What is the extent of a soldier’s duty?
A thought-provoking examination of the ethics & philosophy of war – and its impact on the individual
Under the vast majority of the world’s military criminal codes, punishments for the crime of desertion range from prison time to the death penalty.
And yet, from the American Civil War (wherein the Union Army saw somewhere in the range of 200,000 desertions) to the Iraq War (it’s estimated that about 40,000 troops from all branches of the U.S. military have deserted), the numbers tell a chilling story about the immensity of this rarely discussed issue – and the realities of war’s impact on those who serve.
The non-fiction debut from Andy Owen – a British Army veteran who has completed operational tours in Northern Ireland, Iraq, and Afghanistan – All Soldiers Run Away: Alano’s War, The Story of a British Deserter [Lammi Publishing, November 1 2017] offers unique and rare insight into the story of a deserter – and urgent, thought-provoking analysis of the broader philosophical, moral, and ethical questions that surround this controversial subject.
All Soldiers Run Away is centered on WWII-era British soldier Alan Juniper, and his experiences in the war’s North African and Italian Campaigns – which saw him arrested and thrown in military prison for deserting… twice.

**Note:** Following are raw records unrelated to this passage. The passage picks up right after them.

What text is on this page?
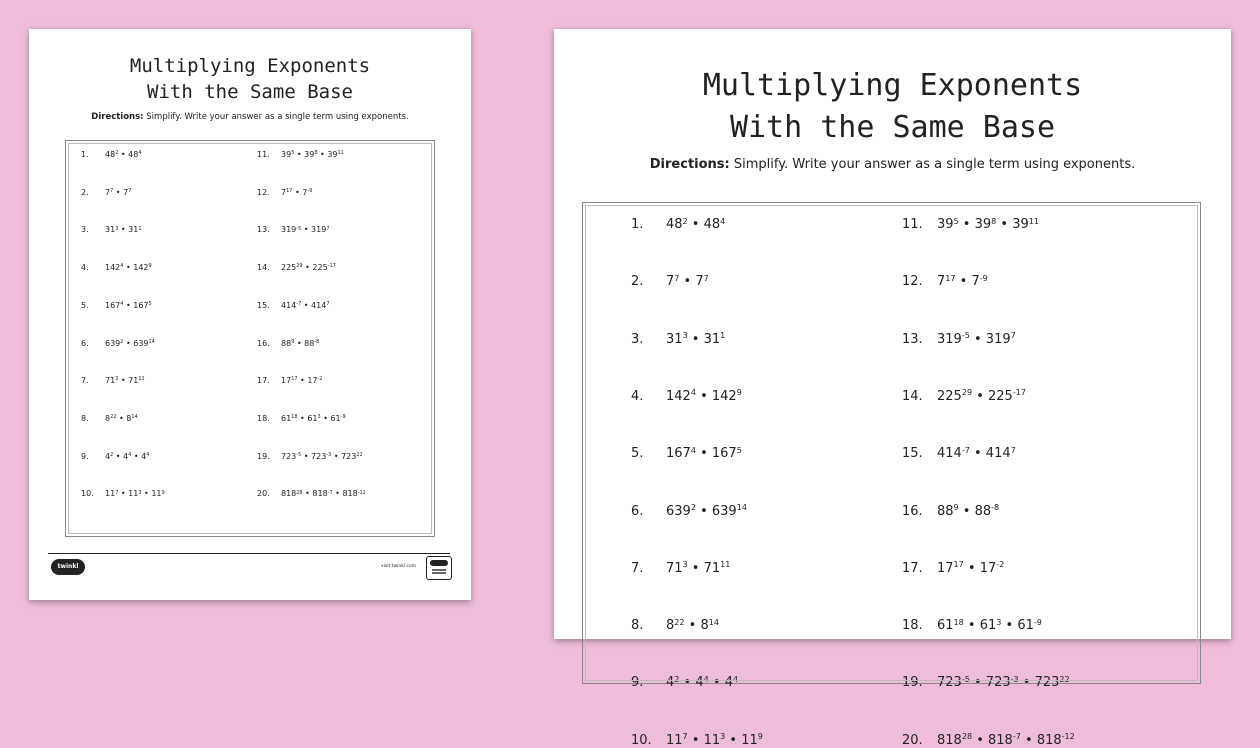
Multiplying Exponents
With the Same Base
Directions: Simplify. Write your answer as a single term using exponents.
1. $48^2$ • $48^4$
2. $7^7$ • $7^7$
3. $31^3$ • $31^1$
4. $142^4$ • $142^9$
5. $167^4$ • $167^5$
6. $639^2$ • $639^{14}$
7. $71^3$ • $71^{11}$
8. $8^{22}$ • $8^{14}$
9. $4^2$ • $4^4$ • $4^4$
10. $11^7$ • $11^3$ • $11^9$
11. $39^5$ • $39^8$ • $39^{11}$
12. $7^{17}$ • $7^{-9}$
13. $319^{-5}$ • $319^7$
14. $225^{29}$ • $225^{-17}$
15. $414^{-7}$ • $414^7$
16. $88^9$ • $88^{-8}$
17. $17^{17}$ • $17^{-2}$
18. $61^{18}$ • $61^3$ • $61^{-9}$
19. $723^{-5}$ • $723^{-3}$ • $723^{22}$
20. $818^{28}$ • $818^{-7}$ • $818^{-12}$
twinkl	visit twinkl.com
Multiplying Exponents
With the Same Base
Directions: Simplify. Write your answer as a single term using exponents.
1. $48^2$ • $48^4$
2. $7^7$ • $7^7$
3. $31^3$ • $31^1$
4. $142^4$ • $142^9$
5. $167^4$ • $167^5$
6. $639^2$ • $639^{14}$
7. $71^3$ • $71^{11}$
8. $8^{22}$ • $8^{14}$
9. $4^2$ • $4^4$ • $4^4$
10. $11^7$ • $11^3$ • $11^9$
11. $39^5$ • $39^8$ • $39^{11}$
12. $7^{17}$ • $7^{-9}$
13. $319^{-5}$ • $319^7$
14. $225^{29}$ • $225^{-17}$
15. $414^{-7}$ • $414^7$
16. $88^9$ • $88^{-8}$
17. $17^{17}$ • $17^{-2}$
18. $61^{18}$ • $61^3$ • $61^{-9}$
19. $723^{-5}$ • $723^{-3}$ • $723^{22}$
20. $818^{28}$ • $818^{-7}$ • $818^{-12}$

In an evocative, painstakingly researched narrative, All Soldiers Run Away takes readers through Juniper’s life and experiences as a soldier in war-torn North Africa and central Italy, relying on archived documents, rediscovered diaries, and testimony from Juniper’s family – who only became aware of the scale of Alan’s story sixty years after the fact, when the onset of Alzheimer’s made his previously undiagnosed Post Traumatic Stress Disorder more acute.
Through the story of Alan Juniper and contrasting desertions from the same war and more recent conflicts, All Soldiers Run Away looks at some of the reasons soldiers desert – and how we do, and should, respond to their desertion. As the book progresses, Owen also weaves his own experience of battle into the narrative, resulting in what University of Oxford Professor of Political Philosophy Cécile Fabre calls “a challenging and, at times, profoundly moving book.”
“Before being faced with the outline of Alan’s story, I made an assumption that there was something inherently unethical in the act of desertion itself,” says Owen. “But clearly, like other moral and legal offenses, context is important.
“My initial negative response was shaped by the context I know,” he continues. “I served in a volunteer army with modern logistic support, with limited operation tour dates. Understanding the context around Alan’s desertion forced me to challenge some of my beliefs about how a soldier should be and why I thought the way I thought.”
A timely and provocative read that raises larger questions about what we owe the societies we are part of, All Soldiers Run Away reveals:
- The true scale of the horrors soldiers had to endure in WWII, and our fading recognition and remembrance for those impacted
- The intrinsic link between duties and rights
- The moral, philosophical, and ethical dilemmas that desertion poses, and why it continues to be such a controversial and rarely discussed reality of war
- The two types of hero: one more obvious and widely regaled than the other
- The circumstances in which all soldiers run away
All Soldiers Run Away: Alano’s War, The Story of a British Deserter is currently available for pre-order via Lammi Publishing, and will be available in paperback and e-book editions wherever books are sold as of November 1, 2017.
About the Author:
Andy Owen served in the Intelligence Corps of the British Army reaching the rank of Captain. He completed operational tours in Northern Ireland (2003), Iraq (2004 and 2005) and in Helmand Province, Afghanistan (2007). All Soldiers Run Away is his third book following the novels East of Coker (2016) published by the War Writer’s Campaign and Invective (2014).